Bloomberg News
The Trump administration’s appeal of a ruling stopping the efforts to shut down the Consumer Financial Protection Bureau was taken to the wrong court, plaintiffs argue, complicating an already heated legal challenge to the administration’s activities at the beleaguered bureau.
The CFPB’s union countered a Saturday appeal by the Department of Justice to the U.S. Court of Appeals for the District of Columbia Circuit with its own motion alleging that the Justice Department failed to first request a stay of the preliminary injunction to the district court, as required by the general rules of public procedure. Instead, the Trump administration filed an appeal directly to the D.C. Circuit, claiming that it had already asked for a stay retroactively in an opposition brief filed in the district court five weeks ago — before the preliminary injunction was granted.

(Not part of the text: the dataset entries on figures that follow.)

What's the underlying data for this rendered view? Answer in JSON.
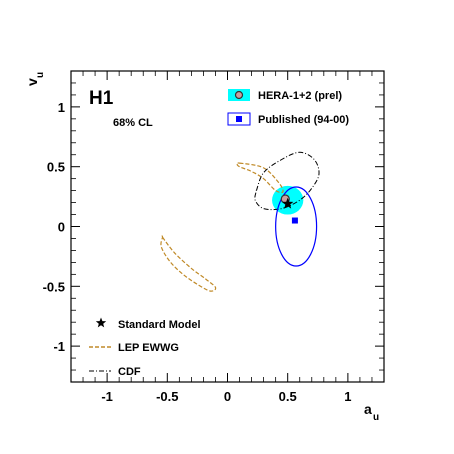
{
  "chart_data": {
    "type": "scatter",
    "experiment_label": "H1",
    "confidence_label": "68% CL",
    "xlabel": "a",
    "xlabel_sub": "u",
    "ylabel": "v",
    "ylabel_sub": "u",
    "xlim": [
      -1.3,
      1.3
    ],
    "ylim": [
      -1.3,
      1.3
    ],
    "xticks": [
      -1,
      -0.5,
      0,
      0.5,
      1
    ],
    "xtick_labels": [
      "-1",
      "-0.5",
      "0",
      "0.5",
      "1"
    ],
    "yticks": [
      -1,
      -0.5,
      0,
      0.5,
      1
    ],
    "ytick_labels": [
      "-1",
      "-0.5",
      "0",
      "0.5",
      "1"
    ],
    "grid": false,
    "legend_top": [
      {
        "label": "HERA-1+2 (prel)",
        "color": "#00ffff"
      },
      {
        "label": "Published (94-00)",
        "color": "#0000ff"
      }
    ],
    "legend_bottom": [
      {
        "label": "Standard Model"
      },
      {
        "label": "LEP EWWG",
        "color": "#c08a28"
      },
      {
        "label": "CDF"
      }
    ],
    "series": [
      {
        "name": "HERA-1+2 (prel)",
        "point": [
          0.48,
          0.23
        ],
        "ellipse": {
          "center": [
            0.5,
            0.22
          ],
          "rx": 0.13,
          "ry": 0.12
        },
        "color": "#00ffff"
      },
      {
        "name": "Published (94-00)",
        "point": [
          0.56,
          0.05
        ],
        "ellipse": {
          "center": [
            0.57,
            0.0
          ],
          "rx": 0.17,
          "ry": 0.33
        },
        "color": "#0000ff"
      },
      {
        "name": "Standard Model",
        "point": [
          0.5,
          0.19
        ]
      },
      {
        "name": "LEP EWWG",
        "color": "#c08a28",
        "contours": [
          [
            [
              0.1,
              0.53
            ],
            [
              0.3,
              0.49
            ],
            [
              0.43,
              0.36
            ],
            [
              0.46,
              0.29
            ],
            [
              0.4,
              0.3
            ],
            [
              0.3,
              0.4
            ],
            [
              0.2,
              0.46
            ],
            [
              0.1,
              0.5
            ],
            [
              0.08,
              0.52
            ]
          ],
          [
            [
              -0.54,
              -0.09
            ],
            [
              -0.44,
              -0.22
            ],
            [
              -0.3,
              -0.35
            ],
            [
              -0.18,
              -0.44
            ],
            [
              -0.1,
              -0.51
            ],
            [
              -0.14,
              -0.54
            ],
            [
              -0.24,
              -0.49
            ],
            [
              -0.37,
              -0.4
            ],
            [
              -0.48,
              -0.29
            ],
            [
              -0.55,
              -0.17
            ],
            [
              -0.54,
              -0.09
            ]
          ]
        ]
      },
      {
        "name": "CDF",
        "contour": [
          [
            0.24,
            0.3
          ],
          [
            0.3,
            0.45
          ],
          [
            0.45,
            0.56
          ],
          [
            0.6,
            0.62
          ],
          [
            0.72,
            0.56
          ],
          [
            0.76,
            0.44
          ],
          [
            0.7,
            0.32
          ],
          [
            0.6,
            0.22
          ],
          [
            0.45,
            0.15
          ],
          [
            0.3,
            0.15
          ],
          [
            0.23,
            0.22
          ],
          [
            0.24,
            0.3
          ]
        ]
      }
    ]
  }
}
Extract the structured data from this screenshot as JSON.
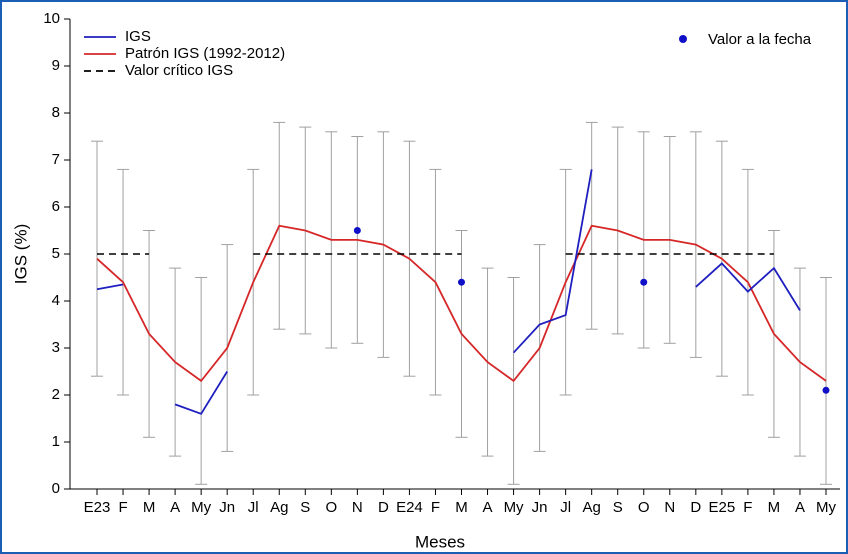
{
  "chart_data": {
    "type": "line",
    "x_label": "Meses",
    "y_label": "IGS (%)",
    "categories": [
      "E23",
      "F",
      "M",
      "A",
      "My",
      "Jn",
      "Jl",
      "Ag",
      "S",
      "O",
      "N",
      "D",
      "E24",
      "F",
      "M",
      "A",
      "My",
      "Jn",
      "Jl",
      "Ag",
      "S",
      "O",
      "N",
      "D",
      "E25",
      "F",
      "M",
      "A",
      "My"
    ],
    "ylim": [
      0,
      10
    ],
    "yticks": [
      0,
      1,
      2,
      3,
      4,
      5,
      6,
      7,
      8,
      9,
      10
    ],
    "series": [
      {
        "name": "IGS",
        "color": "#1f1fbf",
        "style": "solid",
        "values": [
          4.25,
          4.35,
          null,
          1.8,
          1.6,
          2.5,
          null,
          null,
          null,
          null,
          null,
          null,
          null,
          null,
          null,
          null,
          2.9,
          3.5,
          3.7,
          6.8,
          null,
          null,
          null,
          4.3,
          4.8,
          4.2,
          4.7,
          3.8,
          null
        ]
      },
      {
        "name": "Patrón IGS (1992-2012)",
        "color": "#d62728",
        "style": "solid",
        "values": [
          4.9,
          4.4,
          3.3,
          2.7,
          2.3,
          3.0,
          4.4,
          5.6,
          5.5,
          5.3,
          5.3,
          5.2,
          4.9,
          4.4,
          3.3,
          2.7,
          2.3,
          3.0,
          4.4,
          5.6,
          5.5,
          5.3,
          5.3,
          5.2,
          4.9,
          4.4,
          3.3,
          2.7,
          2.3
        ]
      },
      {
        "name": "Valor crítico IGS",
        "color": "#000000",
        "style": "dashed",
        "values": [
          5,
          5,
          5,
          null,
          null,
          null,
          5,
          5,
          5,
          5,
          5,
          5,
          5,
          5,
          5,
          null,
          null,
          null,
          5,
          5,
          5,
          5,
          5,
          5,
          5,
          5,
          5,
          null,
          null
        ]
      },
      {
        "name": "Valor a la fecha",
        "color": "#1010c8",
        "style": "marker",
        "values": [
          null,
          null,
          null,
          null,
          null,
          null,
          null,
          null,
          null,
          null,
          5.5,
          null,
          null,
          null,
          4.4,
          null,
          null,
          null,
          null,
          null,
          null,
          4.4,
          null,
          null,
          null,
          null,
          null,
          null,
          2.1
        ]
      }
    ],
    "error_color": "#a0a0a0",
    "error_low": [
      2.4,
      2.0,
      1.1,
      0.7,
      0.1,
      0.8,
      2.0,
      3.4,
      3.3,
      3.0,
      3.1,
      2.8,
      2.4,
      2.0,
      1.1,
      0.7,
      0.1,
      0.8,
      2.0,
      3.4,
      3.3,
      3.0,
      3.1,
      2.8,
      2.4,
      2.0,
      1.1,
      0.7,
      0.1
    ],
    "error_high": [
      7.4,
      6.8,
      5.5,
      4.7,
      4.5,
      5.2,
      6.8,
      7.8,
      7.7,
      7.6,
      7.5,
      7.6,
      7.4,
      6.8,
      5.5,
      4.7,
      4.5,
      5.2,
      6.8,
      7.8,
      7.7,
      7.6,
      7.5,
      7.6,
      7.4,
      6.8,
      5.5,
      4.7,
      4.5
    ]
  }
}
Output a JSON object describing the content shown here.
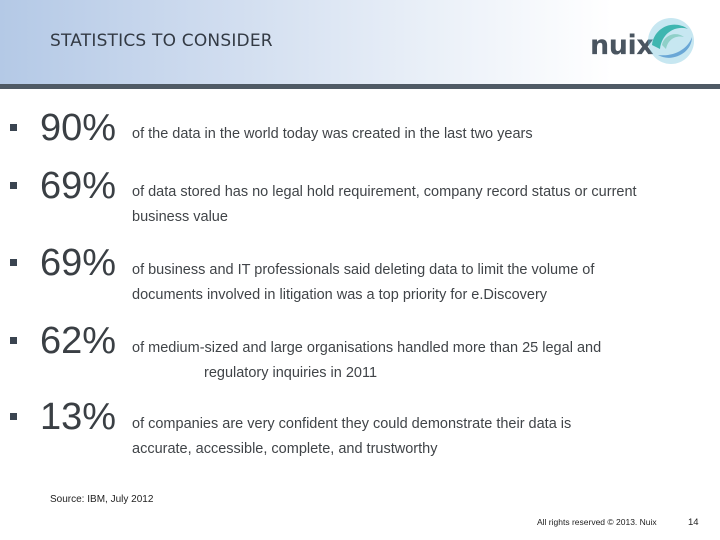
{
  "header": {
    "title": "STATISTICS TO CONSIDER",
    "logo_text": "nuix",
    "logo_icon": "nuix-swirl-logo",
    "colors": {
      "band_start": "#b4c9e6",
      "rule": "#4f5a65",
      "logo_teal": "#3fb6b0",
      "logo_blue": "#6aa7d6"
    }
  },
  "stats": [
    {
      "percent": "90%",
      "line1": "of the data in the world today was created in the last two years",
      "line2": ""
    },
    {
      "percent": "69%",
      "line1": "of data stored has no legal hold requirement, company record status or current",
      "line2": "business value"
    },
    {
      "percent": "69%",
      "line1": "of business and IT professionals said deleting data to limit the volume of",
      "line2": "documents involved in litigation was a top priority for e.Discovery"
    },
    {
      "percent": "62%",
      "line1": "of medium-sized and large organisations handled more than 25 legal and",
      "line2": "regulatory inquiries in 2011"
    },
    {
      "percent": "13%",
      "line1": "of companies are very confident they could demonstrate their data is",
      "line2": "accurate, accessible, complete, and trustworthy"
    }
  ],
  "footer": {
    "source": "Source: IBM, July 2012",
    "rights": "All rights reserved © 2013. Nuix",
    "page_number": "14"
  }
}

The legal wrangling is the latest skirmish in a much larger fight over the future of the CFPB.
President Trump has said his goal is to eliminate the agency, which was created by Sen. Elizabeth Warren, D-Mass., in the aftermath of the 2008 financial crisis.

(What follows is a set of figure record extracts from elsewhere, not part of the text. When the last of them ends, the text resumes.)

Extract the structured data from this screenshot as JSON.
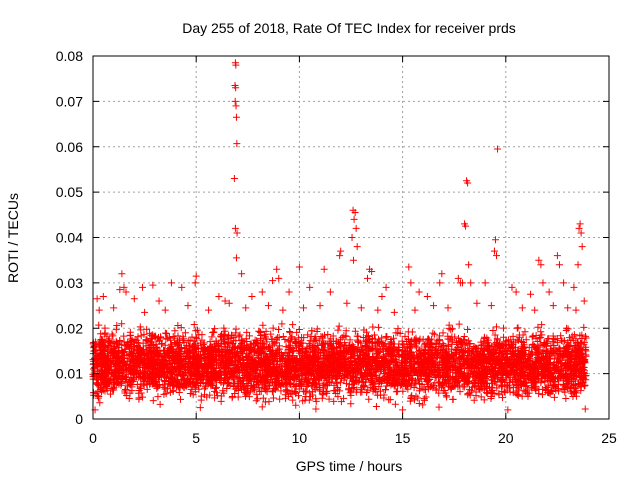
{
  "chart_data": {
    "type": "scatter",
    "title": "Day 255 of 2018, Rate Of TEC Index for receiver prds",
    "xlabel": "GPS time / hours",
    "ylabel": "ROTI / TECUs",
    "xlim": [
      0,
      25
    ],
    "ylim": [
      0,
      0.08
    ],
    "x_ticks": [
      {
        "value": 0,
        "label": "0"
      },
      {
        "value": 5,
        "label": "5"
      },
      {
        "value": 10,
        "label": "10"
      },
      {
        "value": 15,
        "label": "15"
      },
      {
        "value": 20,
        "label": "20"
      },
      {
        "value": 25,
        "label": "25"
      }
    ],
    "y_ticks": [
      {
        "value": 0,
        "label": "0"
      },
      {
        "value": 0.01,
        "label": "0.01"
      },
      {
        "value": 0.02,
        "label": "0.02"
      },
      {
        "value": 0.03,
        "label": "0.03"
      },
      {
        "value": 0.04,
        "label": "0.04"
      },
      {
        "value": 0.05,
        "label": "0.05"
      },
      {
        "value": 0.06,
        "label": "0.06"
      },
      {
        "value": 0.07,
        "label": "0.07"
      },
      {
        "value": 0.08,
        "label": "0.08"
      }
    ],
    "grid": true,
    "marker": "+",
    "color": "#ff0000",
    "bulk_band": {
      "x_range": [
        0,
        23.9
      ],
      "y_min": 0.002,
      "y_max": 0.022
    },
    "series": [
      {
        "name": "ROTI",
        "points": [
          [
            6.9,
            0.0785
          ],
          [
            6.92,
            0.078
          ],
          [
            6.88,
            0.0735
          ],
          [
            6.91,
            0.073
          ],
          [
            6.89,
            0.07
          ],
          [
            6.93,
            0.069
          ],
          [
            6.95,
            0.0665
          ],
          [
            6.97,
            0.0607
          ],
          [
            6.85,
            0.053
          ],
          [
            6.9,
            0.042
          ],
          [
            6.98,
            0.041
          ],
          [
            6.95,
            0.0355
          ],
          [
            19.6,
            0.0595
          ],
          [
            18.1,
            0.0525
          ],
          [
            18.15,
            0.052
          ],
          [
            18.0,
            0.043
          ],
          [
            18.05,
            0.0425
          ],
          [
            19.5,
            0.0395
          ],
          [
            19.45,
            0.037
          ],
          [
            19.55,
            0.036
          ],
          [
            12.6,
            0.046
          ],
          [
            12.7,
            0.0455
          ],
          [
            12.65,
            0.044
          ],
          [
            12.75,
            0.042
          ],
          [
            12.55,
            0.04
          ],
          [
            12.8,
            0.038
          ],
          [
            12.62,
            0.035
          ],
          [
            23.6,
            0.043
          ],
          [
            23.55,
            0.042
          ],
          [
            23.65,
            0.041
          ],
          [
            23.7,
            0.038
          ],
          [
            23.5,
            0.034
          ],
          [
            12.0,
            0.037
          ],
          [
            11.95,
            0.036
          ],
          [
            11.2,
            0.033
          ],
          [
            10.0,
            0.0335
          ],
          [
            13.4,
            0.033
          ],
          [
            13.3,
            0.031
          ],
          [
            13.5,
            0.0325
          ],
          [
            16.9,
            0.032
          ],
          [
            16.8,
            0.03
          ],
          [
            17.7,
            0.031
          ],
          [
            17.8,
            0.03
          ],
          [
            17.9,
            0.03
          ],
          [
            18.2,
            0.034
          ],
          [
            18.3,
            0.03
          ],
          [
            21.6,
            0.035
          ],
          [
            21.7,
            0.034
          ],
          [
            21.8,
            0.03
          ],
          [
            22.5,
            0.036
          ],
          [
            22.6,
            0.034
          ],
          [
            22.8,
            0.03
          ],
          [
            23.3,
            0.029
          ],
          [
            8.9,
            0.033
          ],
          [
            9.0,
            0.031
          ],
          [
            8.7,
            0.0305
          ],
          [
            7.2,
            0.032
          ],
          [
            5.0,
            0.0315
          ],
          [
            4.95,
            0.03
          ],
          [
            4.3,
            0.029
          ],
          [
            3.8,
            0.03
          ],
          [
            2.9,
            0.0295
          ],
          [
            2.4,
            0.029
          ],
          [
            1.4,
            0.032
          ],
          [
            1.5,
            0.029
          ],
          [
            1.3,
            0.0285
          ],
          [
            1.6,
            0.028
          ],
          [
            0.2,
            0.0265
          ],
          [
            0.5,
            0.027
          ],
          [
            15.3,
            0.0335
          ],
          [
            15.4,
            0.03
          ],
          [
            15.8,
            0.028
          ],
          [
            14.2,
            0.029
          ],
          [
            14.0,
            0.027
          ],
          [
            20.3,
            0.029
          ],
          [
            20.5,
            0.028
          ],
          [
            19.0,
            0.03
          ],
          [
            16.2,
            0.027
          ],
          [
            10.5,
            0.029
          ],
          [
            11.5,
            0.028
          ],
          [
            6.1,
            0.027
          ],
          [
            6.4,
            0.026
          ],
          [
            7.7,
            0.027
          ],
          [
            8.2,
            0.028
          ],
          [
            9.5,
            0.028
          ],
          [
            3.2,
            0.026
          ],
          [
            2.0,
            0.0265
          ],
          [
            22.1,
            0.028
          ],
          [
            21.2,
            0.0275
          ],
          [
            23.8,
            0.026
          ],
          [
            0.1,
            0.002
          ],
          [
            5.2,
            0.0025
          ],
          [
            10.8,
            0.0022
          ],
          [
            15.0,
            0.002
          ],
          [
            20.1,
            0.002
          ],
          [
            23.85,
            0.0022
          ],
          [
            0.3,
            0.024
          ],
          [
            1.0,
            0.0245
          ],
          [
            2.5,
            0.0235
          ],
          [
            3.5,
            0.024
          ],
          [
            4.6,
            0.025
          ],
          [
            5.6,
            0.024
          ],
          [
            6.6,
            0.0255
          ],
          [
            7.4,
            0.0245
          ],
          [
            8.5,
            0.025
          ],
          [
            9.2,
            0.024
          ],
          [
            10.2,
            0.0245
          ],
          [
            11.0,
            0.025
          ],
          [
            12.3,
            0.0255
          ],
          [
            13.0,
            0.0245
          ],
          [
            13.8,
            0.024
          ],
          [
            14.6,
            0.0235
          ],
          [
            15.6,
            0.024
          ],
          [
            16.5,
            0.025
          ],
          [
            17.2,
            0.0245
          ],
          [
            18.6,
            0.0255
          ],
          [
            19.3,
            0.025
          ],
          [
            20.8,
            0.0245
          ],
          [
            21.4,
            0.024
          ],
          [
            22.3,
            0.025
          ],
          [
            23.0,
            0.0245
          ],
          [
            23.4,
            0.024
          ]
        ]
      }
    ]
  }
}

Some legal experts think the DOJ is trying to take the fight to the Supreme Court as quickly as possible. Already there are six pending emergency applications by the Trump administration before the Supreme Court. Since Trump took office, more than 158 lawsuits have been filed against the government, according to legal tracking site Just Security.
The battle over the CFPB centers on a sweeping preliminary injunction granted on Friday by U.S. District Judge Amy Berman Jackson. She ordered the government to rehire all probationary and temporary CFPB employees who had been fired, reinstate all contracts, and preserve the agency’s data, while prohibiting the government from firing employees en masse or stopping them from working.

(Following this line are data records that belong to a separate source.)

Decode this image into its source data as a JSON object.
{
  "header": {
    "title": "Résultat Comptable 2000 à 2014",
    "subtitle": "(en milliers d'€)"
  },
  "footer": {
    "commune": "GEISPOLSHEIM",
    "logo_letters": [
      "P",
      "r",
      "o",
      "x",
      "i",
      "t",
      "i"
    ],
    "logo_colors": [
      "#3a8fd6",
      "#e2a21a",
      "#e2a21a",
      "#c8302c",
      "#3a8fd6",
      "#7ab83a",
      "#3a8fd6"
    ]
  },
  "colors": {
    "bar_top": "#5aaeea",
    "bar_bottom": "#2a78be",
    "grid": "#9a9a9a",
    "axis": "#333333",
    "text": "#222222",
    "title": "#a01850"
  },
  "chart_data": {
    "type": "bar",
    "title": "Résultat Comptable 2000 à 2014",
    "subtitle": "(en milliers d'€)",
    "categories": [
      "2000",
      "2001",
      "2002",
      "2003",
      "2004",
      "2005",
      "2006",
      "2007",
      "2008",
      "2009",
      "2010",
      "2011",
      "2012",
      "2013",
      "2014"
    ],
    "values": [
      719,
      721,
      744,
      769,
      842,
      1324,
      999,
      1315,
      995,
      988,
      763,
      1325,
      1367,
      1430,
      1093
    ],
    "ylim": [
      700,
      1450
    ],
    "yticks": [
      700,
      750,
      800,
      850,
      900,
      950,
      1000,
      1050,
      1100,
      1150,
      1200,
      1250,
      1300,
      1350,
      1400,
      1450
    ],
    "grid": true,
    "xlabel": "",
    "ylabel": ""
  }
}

“This is lawless. These commands have no anchor in statute. They do not track any specific CFPB duties Congress made obligatory,” the Justice Department wrote in an 81-page motion. “Nothing in any statute requires President Trump to maintain, organize,or administer the Bureau in the same manner as did President Biden. Nor does anything prohibit the Bureau’s leadership from using normal tools — including, as appropriate, reductions-in-force and contract terminations — to administer the Bureau as they think the public interest warrants, within the broad parameters established by statute.”
The National Treasury Employees Union, which sued the CFPB’s acting Director Russell Vought in February, argued that the government did not follow proper legal procedure. Under the federal rules of civil procedure, Rule 8 requires that parties seeking a stay from an appellate court not only “move first in the district court” but also “state any reasons given by the district court” for denying a stay, wrote Deepak Gupta, who represents the CFPB’s union.
The judge noted in her ruling on the preliminary injunction that Vought and the bureau’s Chief Legal Officer Mark Paoletta had planned to gut the agency and fire 1,175 employees even as the DOJ was claiming in court that the CFPB’s staff was performing all legally mandated work. Vought and Paoletta both have top jobs at the Office of Management and Budget, with secondary jobs at the CFPB.
Separately, an email sent Tuesday by Adam Martinez, the CFPB’s chief operating officer, ordered the bureau’s employees to comply with the district court’s preliminary injunction and “continue performing tasks required by law.” The email, obtained by American Banker, continued to make a distinction between statutory work and discretionary work that required approval from Paoletta.
Martinez has been used by Vought and Paloetta as a go-between with staff. Several CFPB employees, who requested anonymity for fear of retribution, said they have not heard directly from Vought or Paoletta since Feb. 10.
Though employees were ordered to return to work or to work remotely, the CFPB’s headquarters at 1700 G Street remains closed and all regional office leases were terminated by the General Services Administration on Feb. 21.